Jury selection is scheduled to get underway in U.S. District Court in Washington for Guy Reffitt, 49, a Texas oil rig worker facing five felony counts, including civil disorder, seeking to obstruct the Electoral College count, carrying a firearm into a restricted area, and obstruction of justice.

In addition to being the first Jan. 6 defendant to go on trial, Reffitt holds another distinction: the only person known to have been turned in by one of his own children.

Before Reffitt even left his Texas home for the Jan. 6 event, his son Jackson had contacted the FBI to report the extremism exhibited by his father, who is alleged to be a member of a “Three Percenters” militia group. Prosecutors say they intend to play several audio recordings Jackson made on his cell phone of his father following the Jan. 6 attack.

The trial is the first test of the Justice Department’s effort to transform its massive Jan. 6 manhunt — one that officials say has been the most complex investigation in U.S. history — into arguments that will convince a D.C. jury to convict. Prosecutors have spent much of the last year collecting and synthesizing massive troves of evidence, much of it drawn from security camera footage, social media posts, text messages, and videos taken by thousands of rioters as they breached the building. Merely organizing that evidence has taken the government months and led to protracted delays.

In the meantime, more than 200 rioters have pleaded guilty, primarily to misdemeanor offenses, and received sentences ranging from probation to six months in jail.
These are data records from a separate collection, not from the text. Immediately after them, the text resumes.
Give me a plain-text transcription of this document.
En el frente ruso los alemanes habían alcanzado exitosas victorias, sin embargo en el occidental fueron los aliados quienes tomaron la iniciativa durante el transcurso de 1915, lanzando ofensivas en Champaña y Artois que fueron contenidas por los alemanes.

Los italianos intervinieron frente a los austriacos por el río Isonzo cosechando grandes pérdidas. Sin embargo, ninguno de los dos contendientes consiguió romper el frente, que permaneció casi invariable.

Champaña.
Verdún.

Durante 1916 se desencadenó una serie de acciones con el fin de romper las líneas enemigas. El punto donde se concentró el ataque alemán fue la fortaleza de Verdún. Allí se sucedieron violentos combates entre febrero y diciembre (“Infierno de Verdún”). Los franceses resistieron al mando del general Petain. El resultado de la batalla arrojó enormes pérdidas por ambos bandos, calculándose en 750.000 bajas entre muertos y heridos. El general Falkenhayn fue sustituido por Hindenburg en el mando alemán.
A handful of felony defendants who pleaded guilty to crimes like police assault and obstruction have received sentences ranging between eight months and about five years in prison.
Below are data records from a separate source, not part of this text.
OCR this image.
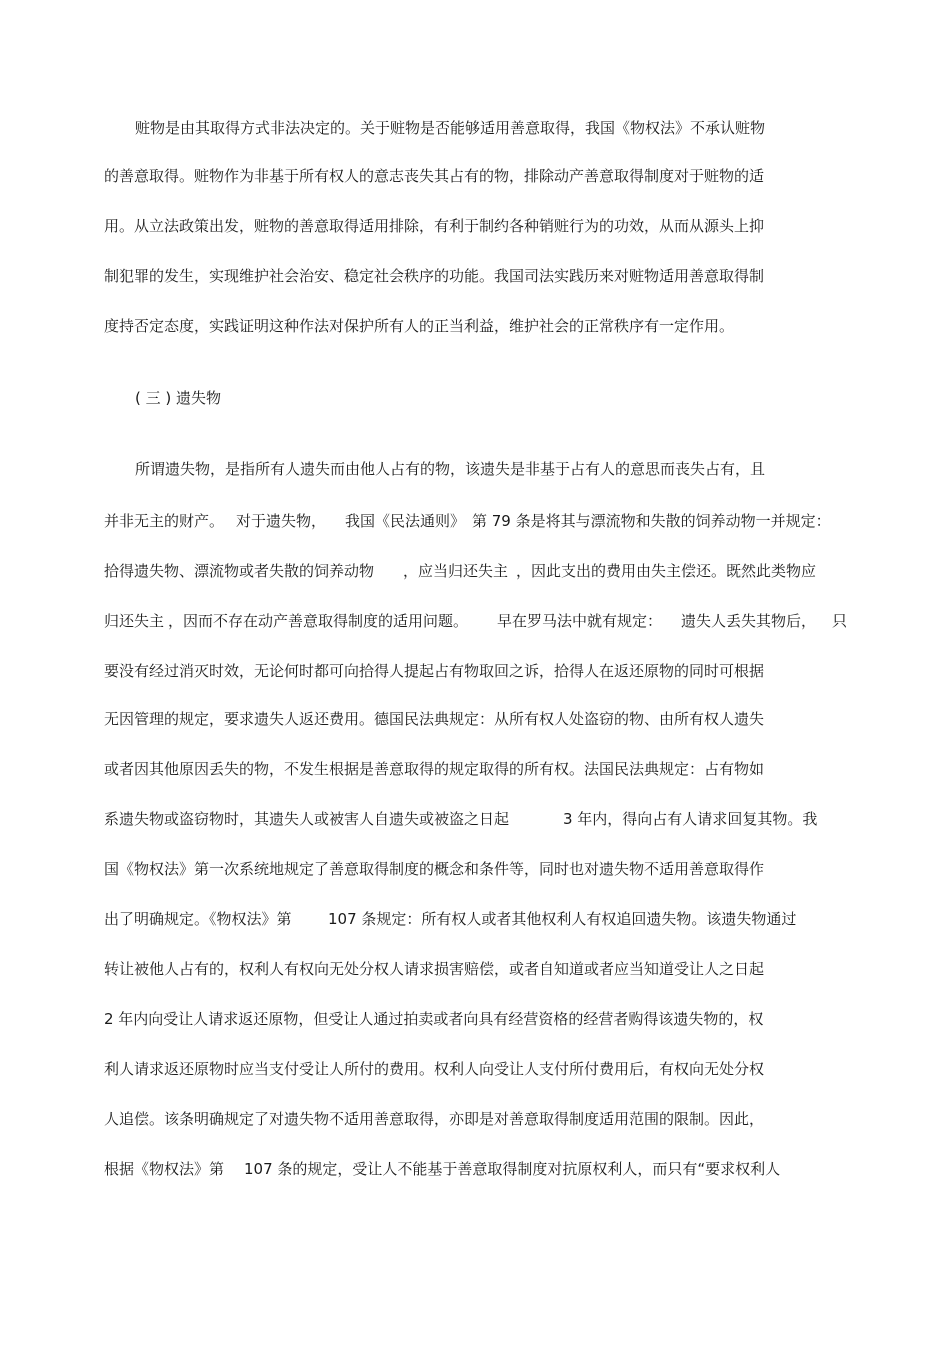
赃物是由其取得方式非法决定的。关于赃物是否能够适用善意取得，我国《物权法》不承认赃物
的善意取得。赃物作为非基于所有权人的意志丧失其占有的物，排除动产善意取得制度对于赃物的适
用。从立法政策出发，赃物的善意取得适用排除，有利于制约各种销赃行为的功效，从而从源头上抑
制犯罪的发生，实现维护社会治安、稳定社会秩序的功能。我国司法实践历来对赃物适用善意取得制
度持否定态度，实践证明这种作法对保护所有人的正当利益，维护社会的正常秩序有一定作用。
( 三 ) 遗失物
所谓遗失物，是指所有人遗失而由他人占有的物，该遗失是非基于占有人的意思而丧失占有，且
并非无主的财产。 对于遗失物， 我国《民法通则》 第 79 条是将其与漂流物和失散的饲养动物一并规定：
拾得遗失物、漂流物或者失散的饲养动物 ，应当归还失主 ，因此支出的费用由失主偿还。既然此类物应
归还失主 ，因而不存在动产善意取得制度的适用问题。 早在罗马法中就有规定： 遗失人丢失其物后， 只
要没有经过消灭时效，无论何时都可向拾得人提起占有物取回之诉，拾得人在返还原物的同时可根据
无因管理的规定，要求遗失人返还费用。德国民法典规定：从所有权人处盗窃的物、由所有权人遗失
或者因其他原因丢失的物，不发生根据是善意取得的规定取得的所有权。法国民法典规定：占有物如
系遗失物或盗窃物时，其遗失人或被害人自遗失或被盗之日起	3 年内，得向占有人请求回复其物。我
国《物权法》第一次系统地规定了善意取得制度的概念和条件等，同时也对遗失物不适用善意取得作
出了明确规定。《物权法》第 107 条规定：所有权人或者其他权利人有权追回遗失物。该遗失物通过
转让被他人占有的，权利人有权向无处分权人请求损害赔偿，或者自知道或者应当知道受让人之日起
2 年内向受让人请求返还原物，但受让人通过拍卖或者向具有经营资格的经营者购得该遗失物的，权
利人请求返还原物时应当支付受让人所付的费用。权利人向受让人支付所付费用后，有权向无处分权
人追偿。该条明确规定了对遗失物不适用善意取得，亦即是对善意取得制度适用范围的限制。因此，
根据《物权法》第 107 条的规定，受让人不能基于善意取得制度对抗原权利人，而只有“要求权利人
Reffitt’s trial will stand out, even among the most extreme Jan. 6 cases because of the role of his children — and a militia member that DOJ says has been granted immunity to testify against Reffitt.

Prosecutors said Jackson and his younger sister Peyton are expected to testify at the trial that their father urged them not to cooperate with the FBI.

“If you turn me in, you’re a traitor, and you know what happens to traitors … Traitors get shot,” Guy Reffitt said, according to prosecutors. They also allege he said to his daughter that if he found out that he was being recorded or his comments were posted on social media, he would put a bullet through her phone.

Those remarks led to the obstruction of justice charge Reffitt faces along with the obstruction of an official proceeding charge. Each carries a potential 20-year jail sentence. Prosecutors also intend to call several Capitol Police officers, FBI agents, a former Senate aide who was present on Jan. 6, and a Secret Service agent familiar with the movements of then-Vice President Mike Pence.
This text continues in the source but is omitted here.